Les fils d’affranchis (Horace)
Les pérégrins (étrangers libres), bénéficiaires de la civitatis donatio.
On appelait « pérégrins » des individus qui étaient nés libres, qui habitaient l’une des provinces de l’Empire romain, mais qui n’étaient pas citoyens romains.
– Comment devenir citoyen ?
Dès la fin de la République, des procédures furent mises en place pour permettre à des pérégrins de devenir citoyens romains.
La citoyenneté romaine pouvait être acquise :
• à titre individuel, par ses mérites propres ;
• à titre individuel ou collectif dans le cadre d’une cité de droit latin. Ainsi les notables d’une cité de droit latin, comme Avenches, recevaient la citoyenneté romaine lorsqu’ils avaient accompli une carrière municipale complète ;
• à titre individuel, par le biais d’un engagement dans l’armée romaine.
Cicéron met ainsi en place le raisonnement suivant : si Archias ne tombait pas sous le coup de la loi, et qu’il devait être reconnu comme citoyen en droit, il pourrait acquérir ce droit par son mérité propre.
– Le futur citoyen doit présenter les qualités qui lui permettront d’honorer ses droits en qualité de citoyen.
En effet, le droit de citoyenneté donne accès aux droits suivants :
• Jus suffragii : le droit de vote
• Jus militiae : le droit de s’incorporer dans la légion romaine, et d’y recevoir une solde
• Jus Honorum : le droit d’être élu magistrat
• Jus census : le droit de propriété
• Jus sacrorum : le droit de participer aux sacerdoces
On peut en effet mettre cela en relation avec les qualités présumées d’Archias au regard des gens qui se portent caution.
Un droit sur lequel on veille jalousement
On peut noter la proximité chronologique entre la date d’adoption de la Lex Papia qui réprime l’usurpation de la citoyenneté romaine en - 65 et l’affaire d’Archias en -62.
Ce débat autour de la légitimité de la citoyenneté d’Archias rappelle qu’aux yeux des romains, être citoyen romain représentait un privilège.
Ce privilège ne devait pas être bradé, comme l’affirmera un peu plus tard l’empereur Auguste (27 av. J.-C.-14 apr. J.-C.). L’octroi de la citoyenneté devait se justifier par des mérites personnels et par un degré de romanisation suffisant. La maîtrise du latin constituait un critère fondamental pour juger du degré de romanisation d’un individu.
la figure de l’affranchi
Nous renvoyons de la même manière au Musée vivant (Académie de Versailles) qui a le mérite de faire le point de façon claire et synthétique, en renvoyant à de nombreux textes.

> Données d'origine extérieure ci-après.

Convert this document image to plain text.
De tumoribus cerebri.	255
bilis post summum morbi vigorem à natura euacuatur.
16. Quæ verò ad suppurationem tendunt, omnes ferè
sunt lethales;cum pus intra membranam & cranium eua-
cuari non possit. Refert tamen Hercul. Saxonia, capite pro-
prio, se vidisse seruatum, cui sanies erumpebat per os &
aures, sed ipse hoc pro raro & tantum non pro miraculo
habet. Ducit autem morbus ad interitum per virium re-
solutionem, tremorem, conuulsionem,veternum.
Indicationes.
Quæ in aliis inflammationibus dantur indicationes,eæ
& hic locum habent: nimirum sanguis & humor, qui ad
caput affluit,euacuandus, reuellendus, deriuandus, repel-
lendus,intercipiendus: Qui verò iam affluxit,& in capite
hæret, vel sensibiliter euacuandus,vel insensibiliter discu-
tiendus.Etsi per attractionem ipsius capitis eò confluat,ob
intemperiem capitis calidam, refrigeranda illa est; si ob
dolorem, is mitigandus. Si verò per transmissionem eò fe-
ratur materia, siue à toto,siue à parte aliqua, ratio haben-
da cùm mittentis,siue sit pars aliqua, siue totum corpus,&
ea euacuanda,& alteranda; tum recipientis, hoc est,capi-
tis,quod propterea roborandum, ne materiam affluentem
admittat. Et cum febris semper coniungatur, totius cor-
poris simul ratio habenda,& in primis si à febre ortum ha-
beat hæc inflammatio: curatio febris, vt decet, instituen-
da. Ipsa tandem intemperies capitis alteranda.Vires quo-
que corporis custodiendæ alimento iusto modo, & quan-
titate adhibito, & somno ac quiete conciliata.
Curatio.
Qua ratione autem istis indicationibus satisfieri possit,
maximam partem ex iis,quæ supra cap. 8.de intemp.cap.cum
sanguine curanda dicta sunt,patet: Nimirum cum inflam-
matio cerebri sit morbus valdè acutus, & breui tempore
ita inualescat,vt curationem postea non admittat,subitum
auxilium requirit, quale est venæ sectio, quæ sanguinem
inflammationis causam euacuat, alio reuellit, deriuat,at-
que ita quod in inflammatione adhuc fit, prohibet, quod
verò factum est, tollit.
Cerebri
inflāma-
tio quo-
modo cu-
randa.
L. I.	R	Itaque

Peut ainsi être constitué un large groupement de textes :
SUETONE Annales 2, 6, 1-5 - « Le repas d’un avare dépensier »
SUETONE La vie des douze Césars - Claude XXVIII - Ses affranchis
SUETONE La vie des douze Césars – César XLVIII
SUETONE La vie des douze Césars – Auguste XL. Ses règlements en faveur de l’ordre équestre. Ses distributions de blé au peuple. Sa conduite à l’égard des comices. Il restreint la faculté des affranchissements et le droit de cité. Il rétablit le costume romain.
TACITE Les Annales XVIII - 56 A Rome - Problème des affranchis
PETRONE Satiricon Le personnage principal, Encolpe, invité au banquet organisé par Trimalcion, un ancien affranchi, étonné par le comportement du maître des lieux, é demandé des explications à son voisin. Celui-ci lui donne quelques informations.
L’intérêt réside dans la diversité des témoignages et la présence de points de convergences qui permettent d’établir la manière dont les affranchis étaient perçus à l’époque impériale.
On peut penser à la mise en place d’un atelier de traduction par petits groupes, sur des textes différents. La classe produira ainsi un dossier assez complet sur la figure de l’affranchi.